Social media tribes – which hat were you wearing?

Villagepeople Still pondering my experiences at #measurementcamp earlier this week and have decided on a crude classification of social media activity which a client might wish to undertake.

At this stage I'm not going so far as sorting out different objectives but carving this rather slippery territory into a rather more familiar shape. And if we're going to classify then why not use a tried and tested segmentation system YMCA? Take it away boys..

Its listening

Easy this one – just find brand mentions or typical customer types and hang in there. This one has no measures because you're not trying to change anything. What you need to think about is how many conversations you are listening to. How many platforms are you going to listen on? And what is the relationship between the different platforms? Are you double counting the same people on different platforms?  Probably. Does this matter? Probably.

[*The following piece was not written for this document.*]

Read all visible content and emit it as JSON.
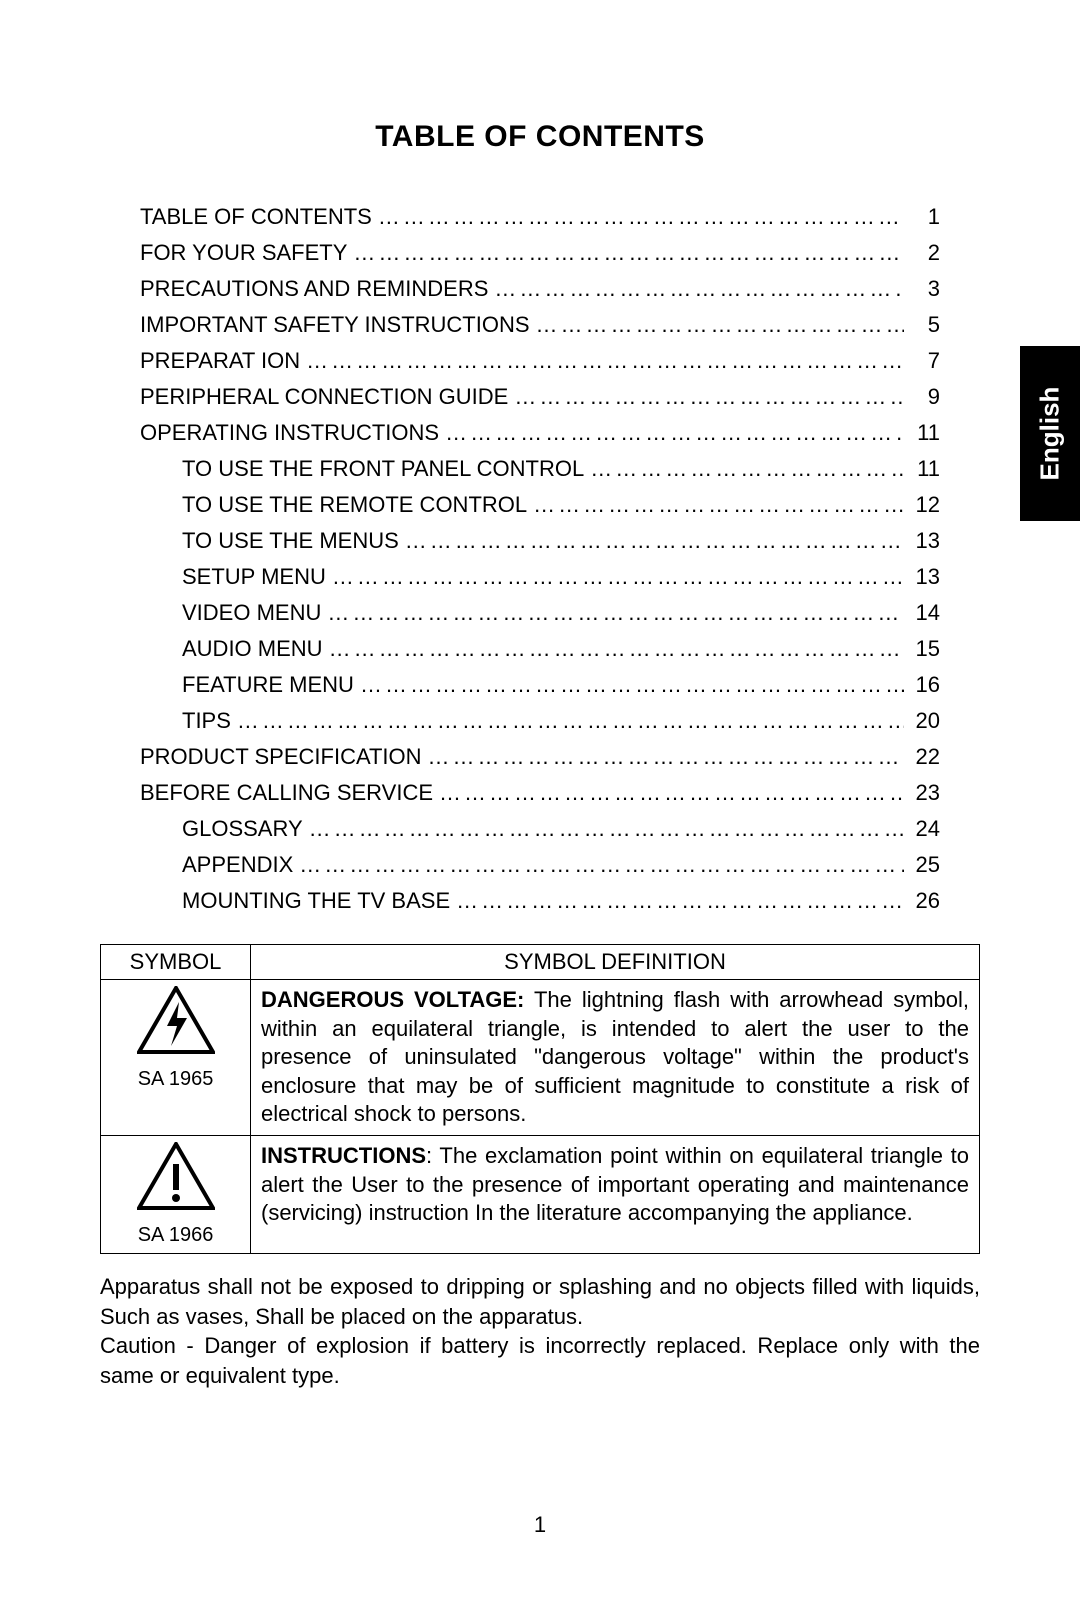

For those who worry about not being able to cover everything came the answer well you don't try to read every paper do you? Well no I don't but probably the company needs to. This plucking media platforms out of the air because that's who showed up sounds a bit like wandering into a newsagent and buying the Mirror beecause someone said they thought they had seen something about you. Listening may be a good starter but it would be unwise to stay here unless you want to be accused of dabbling. Which you basically are.

Its customer support

This frankly alarms me. The principle of writing a letter of complaint means I am annoyed enough make the effort to sound off and expect a reply. Having customer service representatives drifting through the ether looking for unhappy campers rather misses the point. Sometimes you moan about the trains to get it out of your system. It isn't a complaint. But it gets treated as one. I had an odd experience on peoplebrowser when I tweeted that it was a bit slow and got an immediate reply to explain myself. I felt as if I had upset the browser! I wasn't unhappy but the maitre d' bustled up and fussed. I hadn't complained. Turning every internet social media into a callcentre where you try to interupt every single negative sounds a bit Orwellian to me. And very expensive. And largely pointless. Because it doesn't make me positive – it reminds me that I am being monitored and that customer service people are now circling to neutralise me. This is NOT customer support. 

Its PR

Yes that's more like it and the first primary task of PR is to stop bad news. So pushing press releases artfully concealed in 140 lines or retweeting a positive comment – what an intelligent response hey everyone else take a look at this. Is a relatively complicated way of managing public opinion. PR people are usually conflicted about whether PR is done by trickledown – opinion leaders who they used to take out to lunch and now try to follow. Or if PR is picking up on trending topics in which case if you are on the cusp of the wave then you are fair game.  We get back to the earlier problem of double counting and who the people are on a given platform. Are we talking to the right people? Are we talking to enough of them? And even if you have a super aggregator and can listen and post to all of the platforms (which you can't) how representative are these people of what is going on. One of the paradoxes of social media is discovering that as people self disclose that they are all different. It was the pragmatism of marketing and polling that reduced human society to brain sized segments of anything from 5 to 25. People are a lot more different than that. This may come as a shock but there are huge tranches of human experience which can't be found online. They are almost unreachable because it costs too much to go and make friends and sit with them offline but online is not everybody. Its the ones who have a voice and hands to type, and an agenda, and time, and confidence. And who show up.  PR is about promoting relatively simple messages in a format which spreads them to everybody. Works great with journalists who trade in them. Works great with bloggers. Well that covered about 10% of the total population.

Its research

This is one of the toughest roles for social media. Because it has flake written all over it. We haven't yet found a way to directly sample social media to ensure that any group we listen to and talk to is representative. Without representativeness you might as well strike up conversation in the nearby pub and form your opinions from that. Which I'm sure a lot of journos do. But which clients are not willing to pay for as research. We have to solve the sampling problem. People have to be who they say they are and live where they say they live. We can redefine sampling. But we can't abandon it and still call it research. So at present if its research you want then you are going to have to validate your sample in other ways probably offline. 

Its direct response

This is more barefaced. My Dell's just given up the ghost? Fancy buying a new one then? Haven't Dell done well? Not complicated. You don't even have to talk to everybody. You just have to shift enough boxes. Talk to your customers at their point of need and they're probably more relieved than offended.  This isn't social discourse. Its selling. Dell don't want to talk. 

I break these out because if you are a client wanting to use social media you may want to do one of the above. But probably not all of them. If you do then I strongly recommend that you don't. Because each of these activities has a set of experiences and expectations attached to them. Which will protect the exchange. Stagger from one into the other and you will get into trouble very quickly.